Handling ambiguity: Be prepared to chop and change in keeping with customer needs. Be flexible and adaptive. We recently ran a facilitation workshop for five Americans on the core team of a Fortune 500 company. When we asked for registration forms to be filled, they didn’t get around to doing it. So when we showed up, expecting to see five Caucasian, 6-foot-tall engineers, we found instead a Mexican American, a Vietnamese American, an African American, a Japanese American and even an Indian American. We had to change our delivery method to include consensus building among them first!

Big picture: This talent allows you to fulfil your customer’s latent needs, anticipating where the road will curve and getting to it ahead of the others. Nowadays new managers, as ‘intrapreneurs’, are empowered to work towards the future needs of their customers, thus ensuring the longevity of the company.

Patience: This is a must for results — for performance, for new ventures to succeed. Sometimes, a year into a new business, it seems worthless to be plodding on, but when you believe strongly in your mission, the right path opens up.

Writing skills: This encompasses text messages and e-mails. All forms of messaging should be treated as business communication. Paying careful attention to my correspondence has led to many top, seemingly out-of-reach leaders, responding to me. I did nothing extraordinary, just wrote sincerely and took care to compose the message.

Empathy: Feel for your customer and your team mates, success will follow. If someone wants to change track, let them go; someone better almost always comes along. If a customer needs speed or slowing down, feel his pain; if you treat him well, your business automatically grows.

Global mindset: Understand, strategise and act knowing yourself, knowing the other side, adapting as the situation demands.
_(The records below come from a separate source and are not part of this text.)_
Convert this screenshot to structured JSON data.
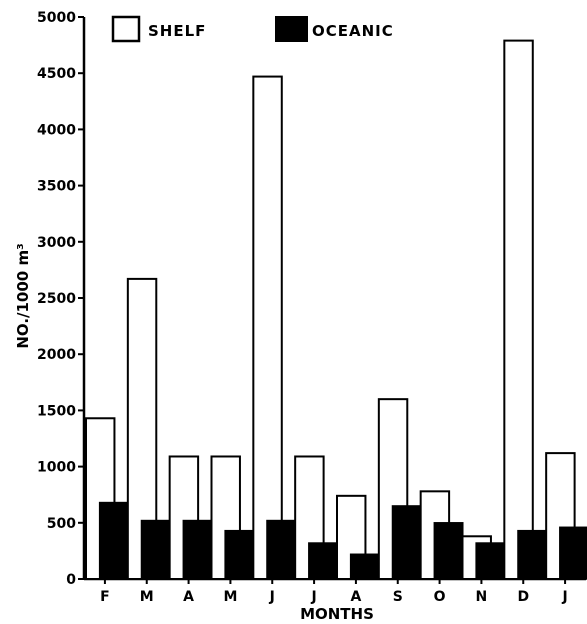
{
  "chart_data": {
    "type": "bar",
    "title": "",
    "xlabel": "MONTHS",
    "ylabel": "NO./1000 m³",
    "ylim": [
      0,
      5000
    ],
    "yticks": [
      0,
      500,
      1000,
      1500,
      2000,
      2500,
      3000,
      3500,
      4000,
      4500,
      5000
    ],
    "categories": [
      "F",
      "M",
      "A",
      "M",
      "J",
      "J",
      "A",
      "S",
      "O",
      "N",
      "D",
      "J"
    ],
    "series": [
      {
        "name": "SHELF",
        "color": "#ffffff",
        "values": [
          1430,
          2670,
          1090,
          1090,
          4470,
          1090,
          740,
          1600,
          780,
          380,
          4790,
          1120
        ]
      },
      {
        "name": "OCEANIC",
        "color": "#000000",
        "values": [
          680,
          520,
          520,
          430,
          520,
          320,
          220,
          650,
          500,
          320,
          430,
          460
        ]
      }
    ],
    "legend_position": "top",
    "grid": false
  }
}
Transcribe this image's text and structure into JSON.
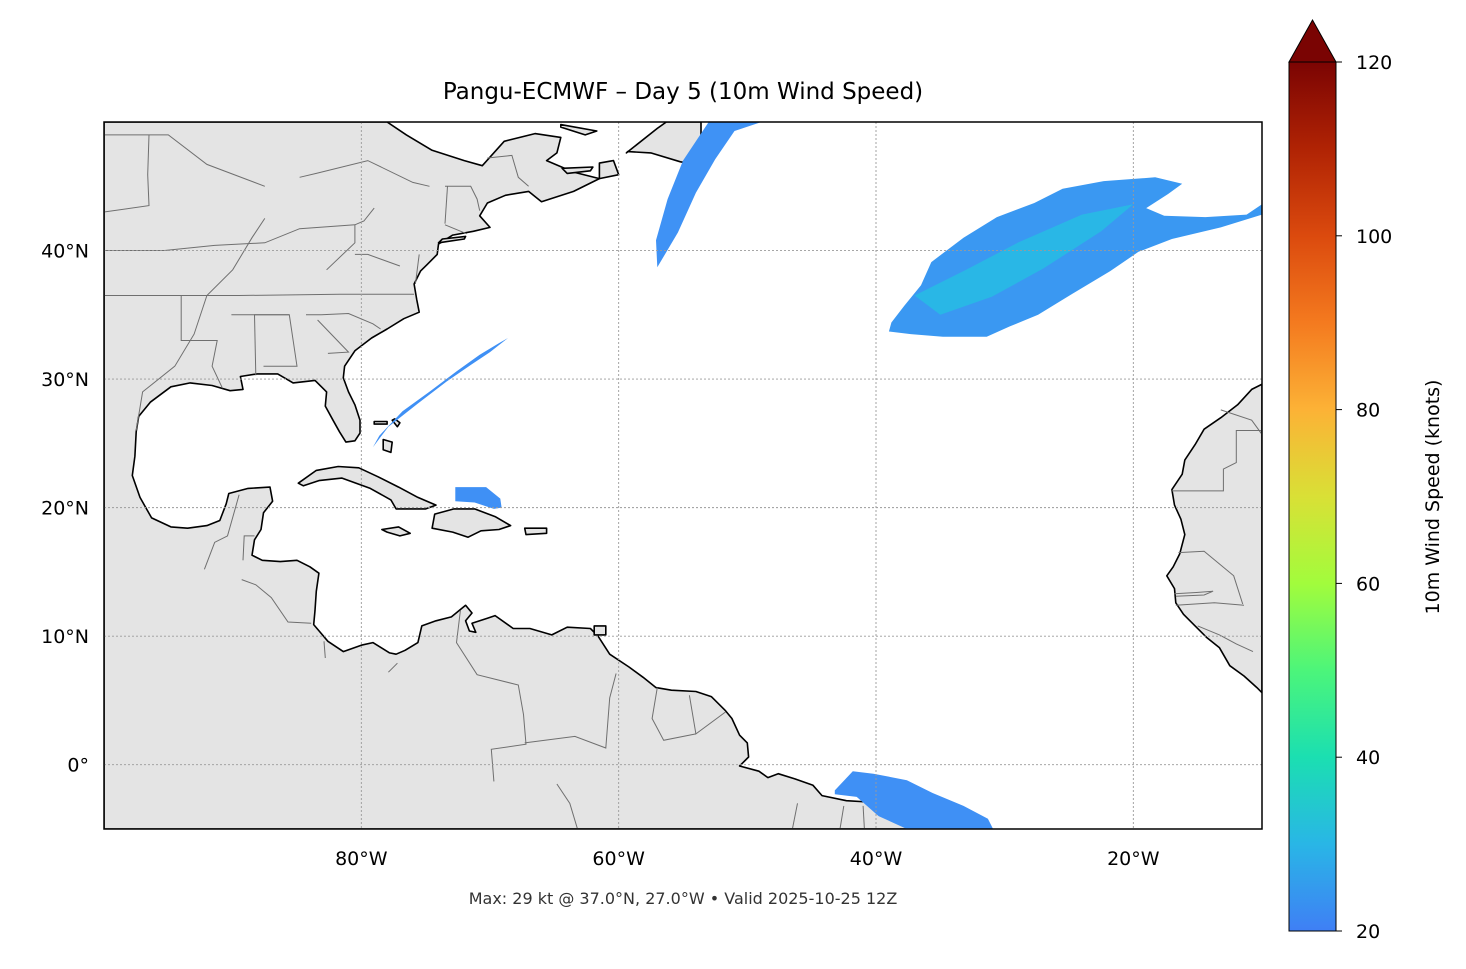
{
  "title": "Pangu-ECMWF – Day 5 (10m Wind Speed)",
  "footer": "Max: 29 kt @ 37.0°N, 27.0°W • Valid 2025-10-25 12Z",
  "map": {
    "extent": {
      "lon": [
        -100,
        -10
      ],
      "lat": [
        -5,
        50
      ]
    },
    "lon_ticks": [
      {
        "value": -80,
        "label": "80°W"
      },
      {
        "value": -60,
        "label": "60°W"
      },
      {
        "value": -40,
        "label": "40°W"
      },
      {
        "value": -20,
        "label": "20°W"
      }
    ],
    "lat_ticks": [
      {
        "value": 40,
        "label": "40°N"
      },
      {
        "value": 30,
        "label": "30°N"
      },
      {
        "value": 20,
        "label": "20°N"
      },
      {
        "value": 10,
        "label": "10°N"
      },
      {
        "value": 0,
        "label": "0°"
      }
    ],
    "gridlines": true,
    "land_color": "#e4e4e4",
    "ocean_color": "#ffffff",
    "wind_areas": [
      {
        "name": "gulf-stream-band",
        "color": "#3f90f5",
        "coords": [
          [
            -79.1,
            24.7
          ],
          [
            -77.9,
            26.3
          ],
          [
            -75.6,
            28.1
          ],
          [
            -73.4,
            29.8
          ],
          [
            -71.5,
            31.1
          ],
          [
            -70.0,
            32.1
          ],
          [
            -68.6,
            33.2
          ],
          [
            -69.3,
            32.8
          ],
          [
            -70.8,
            31.9
          ],
          [
            -72.6,
            30.6
          ],
          [
            -74.6,
            29.1
          ],
          [
            -76.8,
            27.5
          ],
          [
            -78.6,
            25.6
          ]
        ]
      },
      {
        "name": "caribbean-patch",
        "color": "#3f90f5",
        "coords": [
          [
            -72.7,
            21.6
          ],
          [
            -70.3,
            21.6
          ],
          [
            -69.2,
            20.7
          ],
          [
            -69.1,
            20.0
          ],
          [
            -69.7,
            19.9
          ],
          [
            -71.2,
            20.4
          ],
          [
            -72.7,
            20.5
          ]
        ]
      },
      {
        "name": "north-atlantic-band",
        "color": "#3f92f5",
        "coords": [
          [
            -57.0,
            38.7
          ],
          [
            -55.4,
            41.4
          ],
          [
            -54.0,
            44.5
          ],
          [
            -52.5,
            47.1
          ],
          [
            -51.0,
            49.3
          ],
          [
            -48.9,
            50.0
          ],
          [
            -53.0,
            50.0
          ],
          [
            -55.0,
            47.0
          ],
          [
            -56.2,
            44.0
          ],
          [
            -57.1,
            40.8
          ]
        ]
      },
      {
        "name": "central-atlantic-core",
        "color": "#3a98f2",
        "coords": [
          [
            -38.8,
            34.4
          ],
          [
            -37.8,
            35.7
          ],
          [
            -36.5,
            37.3
          ],
          [
            -35.7,
            39.1
          ],
          [
            -33.2,
            41.0
          ],
          [
            -30.6,
            42.6
          ],
          [
            -27.7,
            43.7
          ],
          [
            -25.5,
            44.8
          ],
          [
            -22.3,
            45.4
          ],
          [
            -18.3,
            45.7
          ],
          [
            -16.2,
            45.2
          ],
          [
            -17.3,
            44.4
          ],
          [
            -19.0,
            43.3
          ],
          [
            -17.6,
            42.7
          ],
          [
            -14.4,
            42.6
          ],
          [
            -11.2,
            42.8
          ],
          [
            -10.0,
            43.6
          ],
          [
            -10.0,
            42.8
          ],
          [
            -13.2,
            41.8
          ],
          [
            -17.0,
            40.9
          ],
          [
            -19.6,
            39.9
          ],
          [
            -21.8,
            38.4
          ],
          [
            -24.8,
            36.6
          ],
          [
            -27.4,
            35.0
          ],
          [
            -29.6,
            34.1
          ],
          [
            -31.4,
            33.3
          ],
          [
            -34.8,
            33.3
          ],
          [
            -37.3,
            33.5
          ],
          [
            -39.0,
            33.7
          ]
        ]
      },
      {
        "name": "equatorial-patch",
        "color": "#3f90f5",
        "coords": [
          [
            -43.2,
            -2.0
          ],
          [
            -41.8,
            -0.5
          ],
          [
            -40.2,
            -0.7
          ],
          [
            -37.6,
            -1.2
          ],
          [
            -35.6,
            -2.2
          ],
          [
            -33.2,
            -3.2
          ],
          [
            -31.3,
            -4.2
          ],
          [
            -30.9,
            -5.0
          ],
          [
            -37.6,
            -5.0
          ],
          [
            -39.8,
            -4.0
          ],
          [
            -41.5,
            -2.5
          ],
          [
            -43.2,
            -2.3
          ]
        ]
      }
    ],
    "wind_core": {
      "name": "max-wind-core",
      "color": "#27bce4",
      "coords": [
        [
          -37.0,
          36.5
        ],
        [
          -33.0,
          38.5
        ],
        [
          -29.0,
          40.6
        ],
        [
          -24.0,
          42.8
        ],
        [
          -20.0,
          43.6
        ],
        [
          -22.5,
          41.5
        ],
        [
          -27.0,
          38.6
        ],
        [
          -31.0,
          36.4
        ],
        [
          -35.0,
          35.0
        ]
      ]
    }
  },
  "colorbar": {
    "label": "10m Wind Speed (knots)",
    "min": 20,
    "max": 120,
    "extend": "max",
    "ticks": [
      {
        "value": 20,
        "label": "20"
      },
      {
        "value": 40,
        "label": "40"
      },
      {
        "value": 60,
        "label": "60"
      },
      {
        "value": 80,
        "label": "80"
      },
      {
        "value": 100,
        "label": "100"
      },
      {
        "value": 120,
        "label": "120"
      }
    ],
    "colormap": [
      "#3f7ff5",
      "#29b6e6",
      "#1bdfb1",
      "#4cf57a",
      "#a2fc3c",
      "#d9e036",
      "#fcb236",
      "#f47a1f",
      "#db4a0e",
      "#b02304",
      "#7b0403"
    ],
    "over_color": "#7a0403"
  }
}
What you are doing is bound to have a larger footprint, so see how it impacts the world and open up your mind to include the global village. Make the Internet your teacher.

Changing times

The entrepreneurial landscape is definitely changing — away from the marked tendency to keep it all in the family. Today, talent and drive, not birth and upbringing, are the factors that determine the like spirits who draw together to set up and run successful ventures. Let’s welcome the professionally qualified, ever-innovative, brave new business Indian.